MDI and TDI differ in their chemical structures, which impacts their properties and applications. MDI is a diisocyanate compound with two aromatic rings connected by a methylene group. This structure provides MDI with excellent stability and resistance to heat and chemicals. On the other hand, TDI consists of two aromatic rings connected by a toluene group. The presence of the toluene group makes TDI more reactive and prone to degradation when exposed to heat and certain chemicals.


When it comes to reactivity, TDI is generally more reactive than MDI. TDI has a higher reactivity due to the presence of the toluene group, which enhances its ability to react with polyols and form polyurethane. This higher reactivity makes TDI a preferred choice for applications that require fast curing times, such as spray foams and coatings. MDI, on the other hand, has a slower reactivity, making it suitable for applications that require longer processing times, such as rigid foams and adhesives.

Physical Properties

The physical properties of MDI and TDI also differ, influencing their applications in various industries. MDI-based polyurethane exhibits excellent mechanical strength, durability, and resistance to abrasion. These properties make MDI ideal for applications that require high-performance materials, such as automotive parts and industrial coatings. TDI-based polyurethane, on the other hand, offers good flexibility, elasticity, and resilience. These properties make TDI suitable for applications that require cushioning and comfort, such as mattresses and furniture upholstery.

Toxicity and Handling

Both MDI and TDI are classified as hazardous substances and require careful handling to ensure worker safety. However, MDI is generally considered less toxic than TDI. MDI has a lower vapor pressure, reducing the risk of inhalation exposure. It also has a lower potential to cause skin sensitization compared to TDI. Nevertheless, proper safety measures, including the use of personal protective equipment and adequate ventilation, should be followed when working with either MDI or TDI to minimize potential health risks.

Environmental Impact

Considering the environmental impact, MDI and TDI have different characteristics. MDI-based polyurethane is known for its excellent durability and resistance to degradation, resulting in a longer lifespan for products made with MDI. This longevity reduces the need for frequent replacements, contributing to waste reduction. TDI-based polyurethane, on the other hand, may be more prone to degradation over time, leading to a shorter lifespan for products. However, advancements in recycling technologies have made it possible to recycle both MDI and TDI-based polyurethane, reducing their environmental impact.
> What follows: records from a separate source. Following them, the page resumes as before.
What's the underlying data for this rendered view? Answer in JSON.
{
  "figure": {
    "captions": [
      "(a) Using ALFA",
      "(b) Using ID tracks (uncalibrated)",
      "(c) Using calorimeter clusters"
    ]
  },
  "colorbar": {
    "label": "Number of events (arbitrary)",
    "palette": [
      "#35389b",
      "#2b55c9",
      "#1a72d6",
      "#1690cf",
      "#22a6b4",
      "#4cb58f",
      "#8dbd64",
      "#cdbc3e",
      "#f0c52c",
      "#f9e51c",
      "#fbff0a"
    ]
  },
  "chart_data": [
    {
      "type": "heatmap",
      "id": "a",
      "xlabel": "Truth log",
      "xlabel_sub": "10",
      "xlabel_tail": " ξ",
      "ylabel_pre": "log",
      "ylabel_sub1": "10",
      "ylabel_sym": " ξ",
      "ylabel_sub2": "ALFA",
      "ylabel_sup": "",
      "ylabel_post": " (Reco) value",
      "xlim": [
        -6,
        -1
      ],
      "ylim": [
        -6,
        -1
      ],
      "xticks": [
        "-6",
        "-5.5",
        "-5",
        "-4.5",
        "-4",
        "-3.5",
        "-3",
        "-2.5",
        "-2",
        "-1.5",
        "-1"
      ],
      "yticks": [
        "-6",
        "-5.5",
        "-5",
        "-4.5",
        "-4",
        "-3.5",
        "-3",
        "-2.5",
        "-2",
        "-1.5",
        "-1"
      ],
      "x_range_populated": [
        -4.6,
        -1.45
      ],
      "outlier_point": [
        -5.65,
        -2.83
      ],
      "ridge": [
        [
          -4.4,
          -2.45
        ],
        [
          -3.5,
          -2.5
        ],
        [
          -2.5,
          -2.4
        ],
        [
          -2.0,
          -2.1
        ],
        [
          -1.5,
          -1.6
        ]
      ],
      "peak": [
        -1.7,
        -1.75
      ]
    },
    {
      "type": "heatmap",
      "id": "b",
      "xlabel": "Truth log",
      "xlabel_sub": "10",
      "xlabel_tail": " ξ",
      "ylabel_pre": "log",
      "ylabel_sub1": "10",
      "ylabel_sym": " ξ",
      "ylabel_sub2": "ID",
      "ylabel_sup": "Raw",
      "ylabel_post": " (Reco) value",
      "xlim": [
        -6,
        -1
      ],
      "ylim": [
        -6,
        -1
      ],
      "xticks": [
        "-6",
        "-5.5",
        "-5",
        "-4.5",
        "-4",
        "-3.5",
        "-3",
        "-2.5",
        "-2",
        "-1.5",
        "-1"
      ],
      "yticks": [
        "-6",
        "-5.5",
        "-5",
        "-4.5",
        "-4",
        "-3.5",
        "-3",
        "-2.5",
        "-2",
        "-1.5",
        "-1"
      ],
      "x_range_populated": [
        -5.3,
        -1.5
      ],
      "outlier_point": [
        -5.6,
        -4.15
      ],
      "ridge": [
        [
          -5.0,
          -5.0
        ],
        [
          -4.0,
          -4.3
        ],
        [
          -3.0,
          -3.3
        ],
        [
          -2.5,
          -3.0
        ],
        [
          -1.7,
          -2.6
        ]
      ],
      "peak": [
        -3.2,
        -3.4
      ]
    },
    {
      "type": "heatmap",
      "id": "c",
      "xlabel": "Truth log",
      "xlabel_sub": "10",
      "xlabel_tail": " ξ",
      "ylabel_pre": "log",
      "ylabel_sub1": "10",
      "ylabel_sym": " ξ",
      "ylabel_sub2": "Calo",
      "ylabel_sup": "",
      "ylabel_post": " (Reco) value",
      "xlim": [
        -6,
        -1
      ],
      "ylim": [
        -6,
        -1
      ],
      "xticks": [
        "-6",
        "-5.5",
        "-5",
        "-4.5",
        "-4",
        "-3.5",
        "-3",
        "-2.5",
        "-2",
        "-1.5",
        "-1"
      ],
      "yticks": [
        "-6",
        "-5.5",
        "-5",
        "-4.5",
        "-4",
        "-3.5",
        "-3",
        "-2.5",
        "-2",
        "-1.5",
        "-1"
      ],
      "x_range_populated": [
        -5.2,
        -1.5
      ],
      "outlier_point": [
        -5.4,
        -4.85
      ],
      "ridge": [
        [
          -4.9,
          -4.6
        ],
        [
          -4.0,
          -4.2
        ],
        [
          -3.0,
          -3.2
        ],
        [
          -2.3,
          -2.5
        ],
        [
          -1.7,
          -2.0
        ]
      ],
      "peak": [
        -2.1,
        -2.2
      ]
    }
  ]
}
MDI and TDI find applications in various industries due to their unique attributes. MDI is commonly used in the production of rigid foams, such as insulation materials for buildings and appliances. Its excellent mechanical properties and resistance to heat make it suitable for these applications. TDI, on the other hand, is often used in the production of flexible foams, such as mattresses, cushions, and upholstery. Its good flexibility and resilience provide comfort and support in these applications. Both MDI and TDI are also utilized in coatings, adhesives, sealants, and elastomers, each offering specific advantages based on their properties.
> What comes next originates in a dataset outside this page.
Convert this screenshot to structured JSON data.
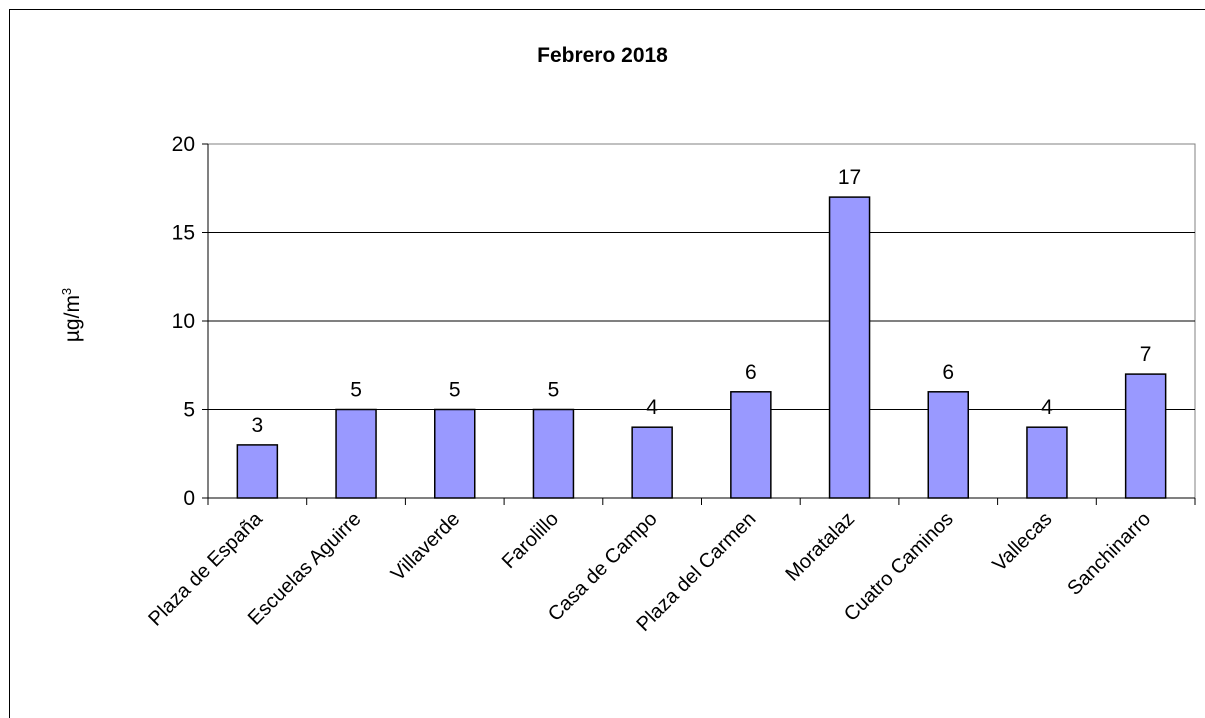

In conclusion, MDI and TDI are two important isocyanates used in the production of polyurethane. While they share similarities in their purpose, their chemical structures, reactivity, physical properties, toxicity, and environmental impact differ significantly. MDI offers excellent stability, mechanical strength, and durability, making it suitable for applications that require high-performance materials. TDI, on the other hand, provides good flexibility and resilience, making it ideal for applications that require cushioning and comfort. Understanding the attributes of MDI and TDI is crucial in selecting the appropriate isocyanate for specific applications, ensuring optimal performance and safety.